Basic Information

Mass Location: St. Mary Magdalen Chapel, 2532 Ventura Blvd., Camarillo, CA 93010
Mass Time: Sunday 10 a.m. (check parish website bulletin for special feastdays which may be different)
Confessions: 9:00-9:45 a.m. - see schedule below
Contact: latin.mass.smm@gmail.com

Monday, October 27, 2014

Homily - Nineteenth Sunday after Pentecost - October 19, 2014

Eph. 4:23-28; Mt. 22:1-14

You have heard me say that the Luke remembers Jesus who had an eye for the poor and lowly, those who know their need for God.  All we have to do is to look at the opening pages of his Gospel.  We see the Blessed Mother at the Annunciation, humble, and the presence of our Lord becomes real in her in His Incarnation.  Luke is the one who remembers the shepherds at our Lord’s birth, the first to hear the glad tidings of the savior.

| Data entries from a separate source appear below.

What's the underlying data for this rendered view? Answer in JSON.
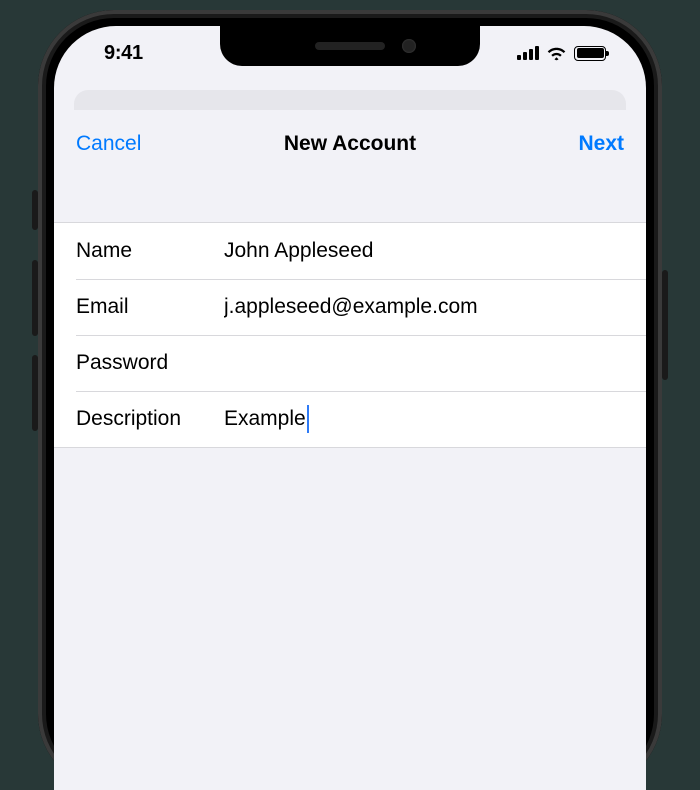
{
  "status": {
    "time": "9:41"
  },
  "nav": {
    "cancel": "Cancel",
    "title": "New Account",
    "next": "Next"
  },
  "form": {
    "name_label": "Name",
    "name_value": "John Appleseed",
    "email_label": "Email",
    "email_value": "j.appleseed@example.com",
    "password_label": "Password",
    "password_value": "",
    "description_label": "Description",
    "description_value": "Example"
  }
}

Today, we have the Gospel of Matthew.  Matthew is writing to the Jewish Christians, the Church, the new Israel, and so we see the life of the Church in the episodes of his gospel, such as we do today.  The King is God the Father.  He decides to give a wedding for His Son.  This is the redemption by our Lord.  Of those who were invited, the people of the religion of Israel, not all accepted, and some of the leaders killed the messengers.  The city is destroyed.  This refers to the destruction of Jerusalem by the Romans in 72.  The import is that the Old Testament temple has been destroyed, and to this day, no sacrifice has been offered in the religion of Israel.  The old covenant has given way to the new covenant, of the sacrifice of our Lord, which we offer at this and every Mass.  Then the King orders that the invitation to be given to all and the banquet is filled.  But then he sees someone who is not properly dressed for a wedding and casts him out, and the moral is, “many are called, few are chosen.”  Even though we are called, we must be prepared.

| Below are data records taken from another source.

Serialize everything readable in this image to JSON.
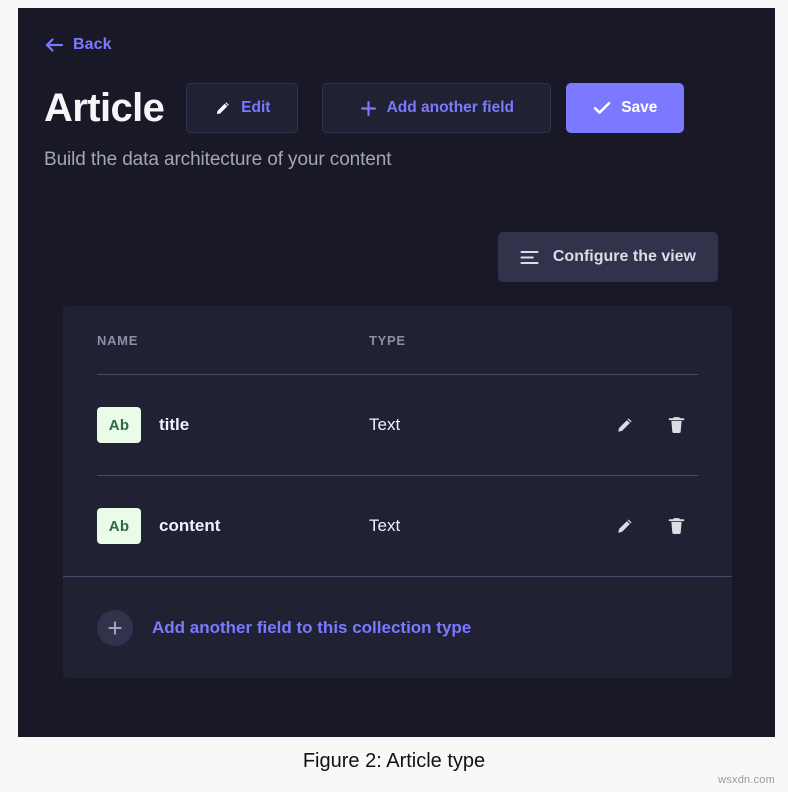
{
  "app": {
    "back_link": {
      "label": "Back",
      "icon": "arrow-left-icon"
    },
    "title": "Article",
    "subtitle": "Build the data architecture of your content",
    "header_buttons": [
      {
        "id": "edit",
        "label": "Edit",
        "icon": "pencil-icon",
        "style": "ghost"
      },
      {
        "id": "add-another-field",
        "label": "Add another field",
        "icon": "plus-icon",
        "style": "ghost"
      },
      {
        "id": "save",
        "label": "Save",
        "icon": "check-icon",
        "style": "primary"
      }
    ],
    "configure_view": {
      "label": "Configure the view",
      "icon": "list-lines-icon"
    }
  },
  "fields_table": {
    "columns": [
      {
        "key": "name",
        "label": "NAME"
      },
      {
        "key": "type",
        "label": "TYPE"
      }
    ],
    "rows": [
      {
        "badge": "Ab",
        "name": "title",
        "type": "Text",
        "actions": [
          {
            "id": "edit",
            "icon": "pencil-icon"
          },
          {
            "id": "delete",
            "icon": "trash-icon"
          }
        ]
      },
      {
        "badge": "Ab",
        "name": "content",
        "type": "Text",
        "actions": [
          {
            "id": "edit",
            "icon": "pencil-icon"
          },
          {
            "id": "delete",
            "icon": "trash-icon"
          }
        ]
      }
    ],
    "footer": {
      "label": "Add another field to this collection type",
      "icon": "plus-icon"
    }
  },
  "figure": {
    "caption": "Figure 2: Article type",
    "watermark": "wsxdn.com"
  },
  "colors": {
    "app_background": "#181826",
    "card_background": "#212134",
    "accent": "#7b79ff",
    "muted_text": "#a5a5ba",
    "badge_background": "#eafbe7",
    "badge_text": "#2f6846",
    "divider": "#4a4a6a"
  }
}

What is this garment which qualifies us for entry into the banquet?  There is an obvious link between with the Epistle in the garment which is put on.  This is language from the baptismal rite, as St. Paul is addressing the newly baptized at Ephesus.  After having been baptized, the neophyte puts on a new white garment, an outward sign of the inner transformation which has taken place by faith and baptism.  St. Paul says, “Put on the new man.”  Christ is the New Adam, and so we, baptized in Him, are new persons, and so we live a certain way.

There are many moral imperatives in the Epistles of St. Paul, and we would expect that we would do them because they are the right and good thing.  However, here, St. Paul gives us the virtue to be expressed, but also the interior motivation because of our conversion.  He says do not lie, because we are members of one another and meet each other with respect and charity.  He says if you are angry, do not sin.  Sometimes we feel upset, but we are reserved, because anger can cause division and gives Satan a chance to work.  He says do not steal, but be about honest work, so that we may give something to those in need.  Our inner conversion gives outward expression to the virtues which are like a garment adorning the person of faith.

And so the garment of the Gospel is the baptismal garment.  This is our entry into the life of God, the life of the Church, and, well lived, lets us be not only called but chosen, with a place in the Kingdom of God.